# EBS Tracker FSPO



## mortgage2015 (18 Jul 2018)

Hi all,

I have a mortgage with EBS since 2008.

When I took out the mortgage with EBS in June 2008 I was specifically told that a tracker mortgage was not available. 

I was on a 5 year fixed rate of 5.45% approx.   After 3 years I found out that tracker was available to EBS customers in June 2008. I subsequently phoned the bank and asked them they said it was not available.  (he said she said stuff)

I made a complaint to FSPO last year and this week I have received correspondence from them saying they are are awaiting instruction from Central Bank before they can make a decision to see if I am impacted or not.  The lovely lady in FSPO has implied over the phone that there are lots people in a similar situation. 

Is there anyone out there in a similar situation?

Any thoughts on the likely outcome?


----------



## B26354 (18 Jul 2018)

mortgage2015 said:


> Hi all,
> 
> I have a mortgage with EBS since 2008.
> 
> ...


What does your loan offer state you roll onto after the fixed rate? A SVR or a variable base rate? If it says SVR you will have a tough time arguing your case. There is a lot of evidence that indicates the variable base is a tracker....or at the very least it is an extremely ambiguous term and any argument about it being a tracker should favour the customer making a complaint. See the lengthy thread on the variable base rate on this forum for more info.

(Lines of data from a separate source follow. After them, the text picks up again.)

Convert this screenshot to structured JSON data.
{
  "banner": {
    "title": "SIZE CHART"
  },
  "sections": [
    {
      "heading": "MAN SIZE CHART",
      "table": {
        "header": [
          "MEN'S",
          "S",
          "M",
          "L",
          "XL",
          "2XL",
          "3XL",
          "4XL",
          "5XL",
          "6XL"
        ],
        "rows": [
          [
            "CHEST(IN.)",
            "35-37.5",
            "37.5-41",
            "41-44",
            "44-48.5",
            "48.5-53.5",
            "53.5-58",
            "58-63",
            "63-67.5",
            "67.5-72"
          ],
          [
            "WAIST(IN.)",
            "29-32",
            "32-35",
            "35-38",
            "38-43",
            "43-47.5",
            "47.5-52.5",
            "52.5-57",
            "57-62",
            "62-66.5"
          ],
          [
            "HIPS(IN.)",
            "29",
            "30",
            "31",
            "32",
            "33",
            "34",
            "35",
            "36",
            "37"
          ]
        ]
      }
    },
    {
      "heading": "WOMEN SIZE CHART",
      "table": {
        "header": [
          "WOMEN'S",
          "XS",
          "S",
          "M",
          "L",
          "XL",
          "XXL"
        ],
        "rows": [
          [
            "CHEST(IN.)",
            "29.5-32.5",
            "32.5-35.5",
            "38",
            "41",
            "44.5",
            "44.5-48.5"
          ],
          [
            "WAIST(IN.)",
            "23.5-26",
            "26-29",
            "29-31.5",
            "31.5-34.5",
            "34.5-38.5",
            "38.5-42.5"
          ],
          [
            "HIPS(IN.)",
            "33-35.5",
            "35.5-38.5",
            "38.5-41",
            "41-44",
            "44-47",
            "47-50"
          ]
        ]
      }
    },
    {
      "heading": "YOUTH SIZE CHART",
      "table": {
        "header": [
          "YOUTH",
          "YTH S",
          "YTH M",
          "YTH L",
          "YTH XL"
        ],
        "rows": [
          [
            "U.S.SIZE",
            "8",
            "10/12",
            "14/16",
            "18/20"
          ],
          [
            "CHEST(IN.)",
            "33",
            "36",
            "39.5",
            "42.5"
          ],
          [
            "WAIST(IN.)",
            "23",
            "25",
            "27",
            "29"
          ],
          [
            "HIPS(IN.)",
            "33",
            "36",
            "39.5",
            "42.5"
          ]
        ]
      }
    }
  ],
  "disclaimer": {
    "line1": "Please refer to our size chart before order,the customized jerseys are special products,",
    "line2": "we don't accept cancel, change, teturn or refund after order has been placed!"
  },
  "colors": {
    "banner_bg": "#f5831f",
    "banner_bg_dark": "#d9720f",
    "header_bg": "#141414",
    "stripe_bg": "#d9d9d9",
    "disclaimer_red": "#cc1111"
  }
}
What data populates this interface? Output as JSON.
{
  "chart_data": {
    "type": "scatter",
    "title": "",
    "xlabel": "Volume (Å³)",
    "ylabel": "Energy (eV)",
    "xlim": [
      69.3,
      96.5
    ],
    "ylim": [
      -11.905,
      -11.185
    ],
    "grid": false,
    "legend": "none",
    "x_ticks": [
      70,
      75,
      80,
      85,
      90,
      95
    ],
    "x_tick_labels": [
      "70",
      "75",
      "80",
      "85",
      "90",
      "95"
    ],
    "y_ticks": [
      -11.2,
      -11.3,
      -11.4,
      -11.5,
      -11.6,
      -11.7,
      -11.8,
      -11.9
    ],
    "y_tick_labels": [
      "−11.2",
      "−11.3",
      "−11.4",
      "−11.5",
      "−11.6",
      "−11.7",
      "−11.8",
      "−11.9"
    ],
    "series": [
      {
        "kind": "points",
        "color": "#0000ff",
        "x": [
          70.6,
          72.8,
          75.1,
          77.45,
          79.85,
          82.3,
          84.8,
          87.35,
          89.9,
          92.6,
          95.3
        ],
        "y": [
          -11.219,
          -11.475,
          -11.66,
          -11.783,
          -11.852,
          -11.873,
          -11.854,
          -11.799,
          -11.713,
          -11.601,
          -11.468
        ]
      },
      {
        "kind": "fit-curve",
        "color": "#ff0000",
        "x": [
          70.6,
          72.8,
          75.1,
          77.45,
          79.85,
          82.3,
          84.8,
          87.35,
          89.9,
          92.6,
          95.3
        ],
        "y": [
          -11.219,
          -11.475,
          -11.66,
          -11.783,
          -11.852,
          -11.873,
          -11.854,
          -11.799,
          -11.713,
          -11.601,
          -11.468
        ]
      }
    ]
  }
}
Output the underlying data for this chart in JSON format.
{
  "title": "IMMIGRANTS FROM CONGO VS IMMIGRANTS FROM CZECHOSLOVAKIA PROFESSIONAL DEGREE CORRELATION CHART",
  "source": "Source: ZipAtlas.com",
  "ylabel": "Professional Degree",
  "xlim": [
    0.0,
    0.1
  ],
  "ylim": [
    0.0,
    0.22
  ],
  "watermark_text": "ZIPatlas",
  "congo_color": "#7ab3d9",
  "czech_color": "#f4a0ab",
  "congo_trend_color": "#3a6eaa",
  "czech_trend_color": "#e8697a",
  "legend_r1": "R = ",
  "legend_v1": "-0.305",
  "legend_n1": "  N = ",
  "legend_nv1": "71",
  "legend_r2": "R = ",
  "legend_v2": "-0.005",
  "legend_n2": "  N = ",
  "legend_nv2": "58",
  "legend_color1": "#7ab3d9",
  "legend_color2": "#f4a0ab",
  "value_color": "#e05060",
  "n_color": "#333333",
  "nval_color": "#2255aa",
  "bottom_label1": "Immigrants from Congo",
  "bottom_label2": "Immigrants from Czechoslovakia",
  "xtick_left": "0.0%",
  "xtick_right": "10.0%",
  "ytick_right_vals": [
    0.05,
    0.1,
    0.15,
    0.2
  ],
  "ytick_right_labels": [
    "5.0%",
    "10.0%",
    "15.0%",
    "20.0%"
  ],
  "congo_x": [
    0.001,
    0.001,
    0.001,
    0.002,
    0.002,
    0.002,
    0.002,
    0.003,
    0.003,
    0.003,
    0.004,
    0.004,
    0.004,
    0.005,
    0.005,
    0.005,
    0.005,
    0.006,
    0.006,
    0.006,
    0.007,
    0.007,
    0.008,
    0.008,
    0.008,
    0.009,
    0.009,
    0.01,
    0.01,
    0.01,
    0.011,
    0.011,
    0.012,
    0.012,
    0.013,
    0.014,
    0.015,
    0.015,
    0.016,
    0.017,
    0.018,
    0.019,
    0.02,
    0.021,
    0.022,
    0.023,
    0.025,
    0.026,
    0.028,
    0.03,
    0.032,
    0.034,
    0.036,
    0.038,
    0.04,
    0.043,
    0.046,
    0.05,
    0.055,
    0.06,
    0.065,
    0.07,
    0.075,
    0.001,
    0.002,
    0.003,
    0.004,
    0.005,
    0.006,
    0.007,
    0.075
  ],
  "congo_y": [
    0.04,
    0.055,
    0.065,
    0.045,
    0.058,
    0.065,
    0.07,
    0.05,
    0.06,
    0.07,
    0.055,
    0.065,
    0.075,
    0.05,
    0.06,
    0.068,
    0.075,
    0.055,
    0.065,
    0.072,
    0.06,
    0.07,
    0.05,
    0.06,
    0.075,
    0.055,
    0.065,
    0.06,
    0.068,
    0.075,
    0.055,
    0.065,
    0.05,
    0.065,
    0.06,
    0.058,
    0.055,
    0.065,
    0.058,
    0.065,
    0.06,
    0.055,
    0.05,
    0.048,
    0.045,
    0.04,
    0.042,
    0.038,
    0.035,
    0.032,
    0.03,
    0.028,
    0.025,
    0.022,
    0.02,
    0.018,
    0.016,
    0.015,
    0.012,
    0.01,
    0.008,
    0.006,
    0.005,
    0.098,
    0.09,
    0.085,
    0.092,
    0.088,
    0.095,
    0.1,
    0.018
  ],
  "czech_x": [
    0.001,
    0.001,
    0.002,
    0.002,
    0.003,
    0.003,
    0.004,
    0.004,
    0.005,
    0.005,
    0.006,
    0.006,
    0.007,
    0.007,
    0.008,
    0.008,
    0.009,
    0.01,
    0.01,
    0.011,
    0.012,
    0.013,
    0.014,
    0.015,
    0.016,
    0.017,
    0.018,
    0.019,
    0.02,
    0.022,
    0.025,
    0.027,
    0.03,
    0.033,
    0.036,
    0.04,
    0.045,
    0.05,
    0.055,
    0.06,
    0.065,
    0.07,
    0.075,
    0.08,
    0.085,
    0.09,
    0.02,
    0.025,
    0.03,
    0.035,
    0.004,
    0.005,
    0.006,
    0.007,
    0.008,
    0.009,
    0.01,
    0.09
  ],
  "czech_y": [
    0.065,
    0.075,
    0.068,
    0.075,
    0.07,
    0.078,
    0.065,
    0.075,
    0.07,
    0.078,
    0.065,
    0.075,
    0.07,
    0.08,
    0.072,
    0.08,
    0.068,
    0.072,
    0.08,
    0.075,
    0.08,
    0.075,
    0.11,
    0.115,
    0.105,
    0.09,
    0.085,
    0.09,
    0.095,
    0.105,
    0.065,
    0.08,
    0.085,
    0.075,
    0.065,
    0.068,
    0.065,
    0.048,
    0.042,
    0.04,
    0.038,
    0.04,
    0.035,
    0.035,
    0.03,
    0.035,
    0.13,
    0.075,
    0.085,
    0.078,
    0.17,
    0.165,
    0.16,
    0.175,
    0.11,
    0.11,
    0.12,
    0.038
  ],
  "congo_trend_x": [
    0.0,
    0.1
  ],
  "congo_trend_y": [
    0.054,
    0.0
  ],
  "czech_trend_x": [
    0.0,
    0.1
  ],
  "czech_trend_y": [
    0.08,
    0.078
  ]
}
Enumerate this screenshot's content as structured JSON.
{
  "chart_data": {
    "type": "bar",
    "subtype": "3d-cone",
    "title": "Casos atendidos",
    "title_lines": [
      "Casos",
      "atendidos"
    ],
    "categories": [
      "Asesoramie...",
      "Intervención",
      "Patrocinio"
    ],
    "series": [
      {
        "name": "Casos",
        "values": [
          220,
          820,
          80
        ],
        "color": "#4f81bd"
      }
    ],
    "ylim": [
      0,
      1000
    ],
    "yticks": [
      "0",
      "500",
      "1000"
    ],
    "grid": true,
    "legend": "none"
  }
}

Trackers were pulled by EBS on the 13th of October 2008 (see attached).


----------



## mortgage2015 (18 Jul 2018)

It says variable base in loan document.


----------



## TrackerThieves (19 Jul 2018)

mortgage2015 said:


> Hi all,
> 
> I have a mortgage with EBS since 2008.
> 
> ...


I have a case against EBS through Padraic Kissane where i was offered a Tracker Mortgage in 13th October 2008 ( the very day they stopped offering tracker mortgages) but they told me a few days later i couldn't have it because they were no longer on the market. I also have a friend that applied at the same time who was told similar but threatened legal action and he got his.
Here is a press release from 13th October 2008
https://www.independent.ie/business/ebs-stops-offering-tracker-mortgages-26484321.html
Hope this helps


----------